After a few moments, he reaches out and takes the stub from me with yellow-stained fingers. Gently, he brushes the ashes of his dead friend into his palm. “We made many enemies,” he says. His forehead collapses into furrows. “Impossible to say who is responsible.”

Family, friends; I had not asked about enemies, because most people don’t have real enemies.

I still want to know: why the Puros? And why this week, this year? But I know that there’s nothing more to say. So I hand Amstutz my cigar. He abandons his cigarillo in an ashtray and settles the Puro comfortably in the corner of his mouth, staring at his upturned hand. They’re grim, symbolic crimes. But sometimes they solve themselves.

I leave him to his journey.


Writer’s Note

Okay! Red on Yellow got me a good amount of points in round 1, and if I accumulate enough in this round, I’ll move on to round 3. So here’s this entry.

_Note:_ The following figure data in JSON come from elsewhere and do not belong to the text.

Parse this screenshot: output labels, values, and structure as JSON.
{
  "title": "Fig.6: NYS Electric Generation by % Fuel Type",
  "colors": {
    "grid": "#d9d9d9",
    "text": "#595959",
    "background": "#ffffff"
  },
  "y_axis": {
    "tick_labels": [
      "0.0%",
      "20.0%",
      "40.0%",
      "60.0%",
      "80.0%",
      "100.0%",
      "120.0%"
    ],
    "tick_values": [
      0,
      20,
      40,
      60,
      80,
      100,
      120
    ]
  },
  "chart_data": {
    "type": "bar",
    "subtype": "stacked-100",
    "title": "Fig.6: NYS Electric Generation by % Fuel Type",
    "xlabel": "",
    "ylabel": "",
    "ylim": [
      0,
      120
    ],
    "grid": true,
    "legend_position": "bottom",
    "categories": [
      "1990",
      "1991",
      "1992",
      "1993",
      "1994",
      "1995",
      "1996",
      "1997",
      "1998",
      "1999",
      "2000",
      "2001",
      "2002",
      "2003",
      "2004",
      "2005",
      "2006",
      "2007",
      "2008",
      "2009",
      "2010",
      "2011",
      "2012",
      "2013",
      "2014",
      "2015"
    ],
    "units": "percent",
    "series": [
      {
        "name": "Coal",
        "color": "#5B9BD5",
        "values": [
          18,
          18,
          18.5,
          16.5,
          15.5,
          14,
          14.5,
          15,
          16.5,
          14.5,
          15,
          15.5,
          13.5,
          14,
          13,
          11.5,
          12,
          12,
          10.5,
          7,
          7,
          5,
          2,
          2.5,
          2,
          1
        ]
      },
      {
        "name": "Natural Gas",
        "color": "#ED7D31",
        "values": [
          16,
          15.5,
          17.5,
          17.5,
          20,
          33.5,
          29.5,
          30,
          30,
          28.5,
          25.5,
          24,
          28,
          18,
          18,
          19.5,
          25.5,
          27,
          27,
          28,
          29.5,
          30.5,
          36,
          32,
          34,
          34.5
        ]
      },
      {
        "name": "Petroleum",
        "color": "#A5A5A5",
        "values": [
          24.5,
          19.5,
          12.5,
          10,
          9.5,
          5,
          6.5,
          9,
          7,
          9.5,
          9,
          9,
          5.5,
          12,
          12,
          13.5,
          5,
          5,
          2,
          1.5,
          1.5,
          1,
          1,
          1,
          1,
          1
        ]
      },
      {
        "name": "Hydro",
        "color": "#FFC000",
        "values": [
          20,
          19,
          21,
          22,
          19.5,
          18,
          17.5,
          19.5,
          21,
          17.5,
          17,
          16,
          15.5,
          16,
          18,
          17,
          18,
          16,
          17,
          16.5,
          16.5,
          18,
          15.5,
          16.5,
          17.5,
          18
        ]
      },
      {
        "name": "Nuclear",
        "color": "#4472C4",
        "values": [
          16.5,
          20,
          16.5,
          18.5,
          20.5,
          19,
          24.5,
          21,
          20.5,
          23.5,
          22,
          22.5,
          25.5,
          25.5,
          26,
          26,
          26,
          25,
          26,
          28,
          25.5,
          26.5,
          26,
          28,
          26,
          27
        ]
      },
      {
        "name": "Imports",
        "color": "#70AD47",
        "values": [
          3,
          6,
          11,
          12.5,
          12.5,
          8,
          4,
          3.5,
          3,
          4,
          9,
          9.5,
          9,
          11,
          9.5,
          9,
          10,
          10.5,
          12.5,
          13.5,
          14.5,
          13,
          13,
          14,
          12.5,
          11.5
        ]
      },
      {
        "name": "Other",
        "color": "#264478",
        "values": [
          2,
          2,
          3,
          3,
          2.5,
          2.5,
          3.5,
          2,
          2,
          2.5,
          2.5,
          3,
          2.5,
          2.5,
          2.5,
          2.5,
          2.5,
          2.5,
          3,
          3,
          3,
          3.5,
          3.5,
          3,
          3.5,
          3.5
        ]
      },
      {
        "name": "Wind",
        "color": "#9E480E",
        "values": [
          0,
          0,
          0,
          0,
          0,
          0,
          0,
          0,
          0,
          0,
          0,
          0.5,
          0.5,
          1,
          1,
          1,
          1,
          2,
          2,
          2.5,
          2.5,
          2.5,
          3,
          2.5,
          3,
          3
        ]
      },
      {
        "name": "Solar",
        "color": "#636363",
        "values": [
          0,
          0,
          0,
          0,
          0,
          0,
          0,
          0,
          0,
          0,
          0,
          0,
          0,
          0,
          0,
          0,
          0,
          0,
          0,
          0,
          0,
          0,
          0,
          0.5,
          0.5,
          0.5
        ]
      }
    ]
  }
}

I read so much about cigars on the websites of high-quality tobacconists that my first draft of this went WAY too deep into the flavors imagery. I managed to pull back from that indulgence after a few rounds of revision, and try to focus on a story. I definitely went with easy (predictable?) uses of the location and object, but I ended up fairly happy with it.

Another first person; I want to do a more omniscient third sometime soon. And I’m not sure if the ending works. It feels a little forced.